In this paper, we report data on the toxicity of sediments from around the North West Hutton platform to the amphipod Corophium volutator, the polychaete Arenicola marina and the Microtox®, acute test system (which uses a light emitting bacterium). Sediment was acutely toxic to Corophium out as far as 600 m from the platform. Sediment from 100 in from the platform remained acutely toxic to Corophium when 3% contaminated sediment was mixed with clean sediment. A 10% dilution of this sediment also inhibited Arenicola feeding almost completely. Sediment elutriates did not inhibit Microtox light output, but organics extracted by dichloromethane were very toxic. Fifteen minute EC50 values were as low as 0.25 mg/ml and were strongly correlated with hydrocarbon concentrations. Metal concentrations in whole sediments were correlated with their toxicity to Corophium but the relationship was much weaker when data on dilutions were included.
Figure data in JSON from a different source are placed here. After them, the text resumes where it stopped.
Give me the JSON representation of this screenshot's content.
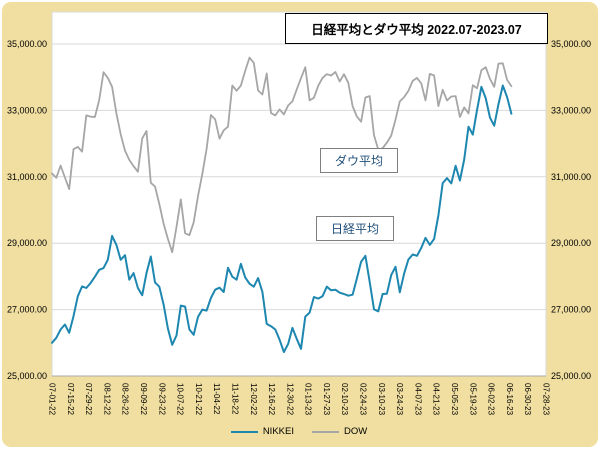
{
  "colors": {
    "panel_background": "#f0dfa1",
    "plot_background": "#ffffff",
    "gridline": "#d9d9d9",
    "nikkei_line": "#1d87b0",
    "dow_line": "#a6a6a6"
  },
  "title": "日経平均とダウ平均 2022.07-2023.07",
  "annotations": {
    "dow": "ダウ平均",
    "nikkei": "日経平均"
  },
  "legend": {
    "nikkei": "NIKKEI",
    "dow": "DOW"
  },
  "chart_data": {
    "type": "line",
    "title": "日経平均とダウ平均 2022.07-2023.07",
    "xlabel": "",
    "ylabel": "",
    "ylim": [
      25000,
      35000
    ],
    "grid": "horizontal",
    "legend_position": "bottom",
    "y_ticks": [
      {
        "value": 35000,
        "label": "35,000.00"
      },
      {
        "value": 33000,
        "label": "33,000.00"
      },
      {
        "value": 31000,
        "label": "31,000.00"
      },
      {
        "value": 29000,
        "label": "29,000.00"
      },
      {
        "value": 27000,
        "label": "27,000.00"
      },
      {
        "value": 25000,
        "label": "25,000.00"
      }
    ],
    "x_tick_labels": [
      "07-01-22",
      "07-15-22",
      "07-29-22",
      "08-12-22",
      "08-26-22",
      "09-09-22",
      "09-23-22",
      "10-07-22",
      "10-21-22",
      "11-04-22",
      "11-18-22",
      "12-02-22",
      "12-16-22",
      "12-30-22",
      "01-13-23",
      "01-27-23",
      "02-10-23",
      "02-24-23",
      "03-10-23",
      "03-24-23",
      "04-07-23",
      "04-21-23",
      "05-05-23",
      "05-19-23",
      "06-02-23",
      "06-16-23",
      "06-30-23",
      "07-28-23"
    ],
    "series": [
      {
        "name": "NIKKEI",
        "color": "#1d87b0",
        "values": [
          26000,
          26150,
          26400,
          26550,
          26300,
          26800,
          27400,
          27700,
          27650,
          27800,
          27990,
          28200,
          28250,
          28500,
          29220,
          28950,
          28500,
          28640,
          27900,
          28100,
          27650,
          27430,
          28100,
          28600,
          27820,
          27690,
          27150,
          26430,
          25940,
          26220,
          27120,
          27090,
          26400,
          26240,
          26780,
          27000,
          26970,
          27350,
          27600,
          27660,
          27530,
          28260,
          27990,
          27900,
          28380,
          27970,
          27780,
          27690,
          27950,
          27530,
          26570,
          26500,
          26400,
          26090,
          25720,
          25970,
          26450,
          26120,
          25820,
          26790,
          26910,
          27380,
          27330,
          27400,
          27690,
          27580,
          27600,
          27510,
          27470,
          27420,
          27450,
          27930,
          28440,
          28620,
          27830,
          27010,
          26950,
          27470,
          27480,
          28040,
          28290,
          27520,
          28080,
          28510,
          28660,
          28620,
          28860,
          29160,
          28950,
          29130,
          29840,
          30810,
          30960,
          30800,
          31330,
          30890,
          31520,
          32510,
          32270,
          33020,
          33710,
          33370,
          32780,
          32540,
          33190,
          33750,
          33400,
          32900
        ]
      },
      {
        "name": "DOW",
        "color": "#a6a6a6",
        "values": [
          31100,
          30970,
          31340,
          30980,
          30630,
          31830,
          31900,
          31760,
          32850,
          32810,
          32800,
          33310,
          34150,
          33980,
          33710,
          32910,
          32280,
          31790,
          31510,
          31320,
          31150,
          32150,
          32380,
          30820,
          30710,
          30180,
          29590,
          29130,
          28730,
          29490,
          30320,
          29300,
          29240,
          29630,
          30420,
          31080,
          31840,
          32860,
          32730,
          32150,
          32400,
          32510,
          33750,
          33590,
          33750,
          34190,
          34590,
          34430,
          33600,
          33480,
          34110,
          32920,
          32850,
          33030,
          32880,
          33150,
          33270,
          33630,
          33970,
          34300,
          33300,
          33380,
          33740,
          33980,
          34090,
          34050,
          34160,
          33870,
          34090,
          33830,
          33130,
          32820,
          32660,
          33390,
          33430,
          32250,
          31820,
          31860,
          32030,
          32240,
          32720,
          33270,
          33400,
          33590,
          33890,
          33980,
          33810,
          33300,
          34100,
          34050,
          33130,
          33620,
          33300,
          33420,
          33430,
          32800,
          33090,
          32910,
          33760,
          33670,
          34210,
          34300,
          33950,
          33710,
          34410,
          34420,
          33920,
          33730
        ]
      }
    ]
  }
}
Except at sites immediately adjacent to the platform, metal concentrations were well below Effects Range Low (ERL) values from the literature, so were too low to explain sediment toxicity. Toxicity of sediments to Corophium was closely correlated with their hydrocarbon content, even when tests on dilutions were included in the analysis. We conclude that hydrocarbons are the most significant cause of toxicity in these sediments contaminated with oil based drill cuttings and that polar organics, sulphide, ammonia and other water soluble substances are of much lower significance. Applying OSPAR guidelines to our data on the toxicity of cuttings pile material to Corophium data would give a maximum allowable concentration of 0.03% in clean sediments. The Microtox data indicate that sediments from deeper in the pile would require an even greater dilution than this.